I will now outline the discovery of HIV, for which I received a Nobel Prize in Physiology or Medicine in 2008, with Luc Montagnier. In my Ph.D. studies, I worked on the relationship between cancer and a family of viruses called retroviruses. Retroviruses are particularly nasty viruses that cause serious illnesses. They have RNA as genetic material that must be transformed in DNA by a special enzyme of the virus, named reverse transcriptase. This transformation allows the integration of the genetic material of the retrovirus into the DNA of host cells that then reproduce viral RNA and viral proteins, resulting in the release of new retroviral particles capable to infect other healthy cells.
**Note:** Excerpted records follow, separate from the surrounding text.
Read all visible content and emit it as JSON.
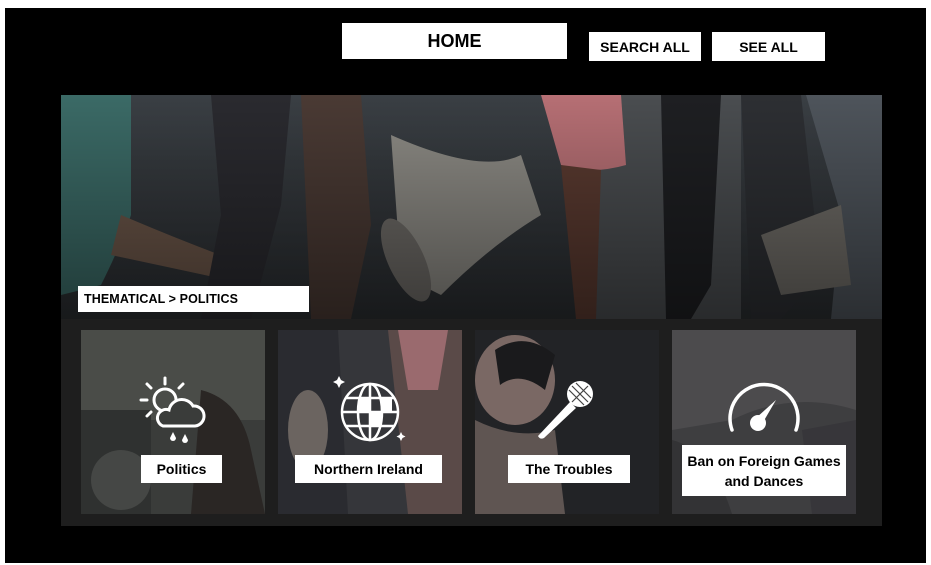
{
  "nav": {
    "home_label": "HOME",
    "search_all_label": "SEARCH ALL",
    "see_all_label": "SEE ALL"
  },
  "hero": {
    "breadcrumb": "THEMATICAL > POLITICS"
  },
  "cards": [
    {
      "label": "Politics",
      "icon": "weather-sun-cloud-rain-icon"
    },
    {
      "label": "Northern Ireland",
      "icon": "disco-ball-icon"
    },
    {
      "label": "The Troubles",
      "icon": "microphone-icon"
    },
    {
      "label": "Ban on Foreign Games and Dances",
      "icon": "speedometer-gauge-icon"
    }
  ],
  "colors": {
    "page_background": "#000000",
    "panel_background": "#262626",
    "label_background": "#ffffff",
    "icon_color": "#ffffff"
  }
}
When AIDS appeared in 1981, most researchers were looking for viruses that could be responsible for it, but they were not having much luck. One group of doctors in France, who knew that we were experts in the study of retroviruses, came to our laboratory at the Institut Pasteur in Paris. They asked us a very simple question—did we think that a retrovirus, rather than a regular virus, could be responsible for AIDS?

Their own hypothesis was that the only known human retrovirus at that time, the human leukemia T-cell virus (HTLV), could be the cause of AIDS. However, we thought that this hypothesis was incorrect because HTLV is a virus that causes a type of blood cancer called leukemia, where cells become immortal, replicate themselves and spread quickly in the body. In contrast, physicians found in their clinical observations that AIDS patients lost their white blood cells—meaning that, unlike in leukemia, in HIV/AIDS the cells die and reproduce less than normal. Therefore, HTLV was unlikely the virus that caused AIDS.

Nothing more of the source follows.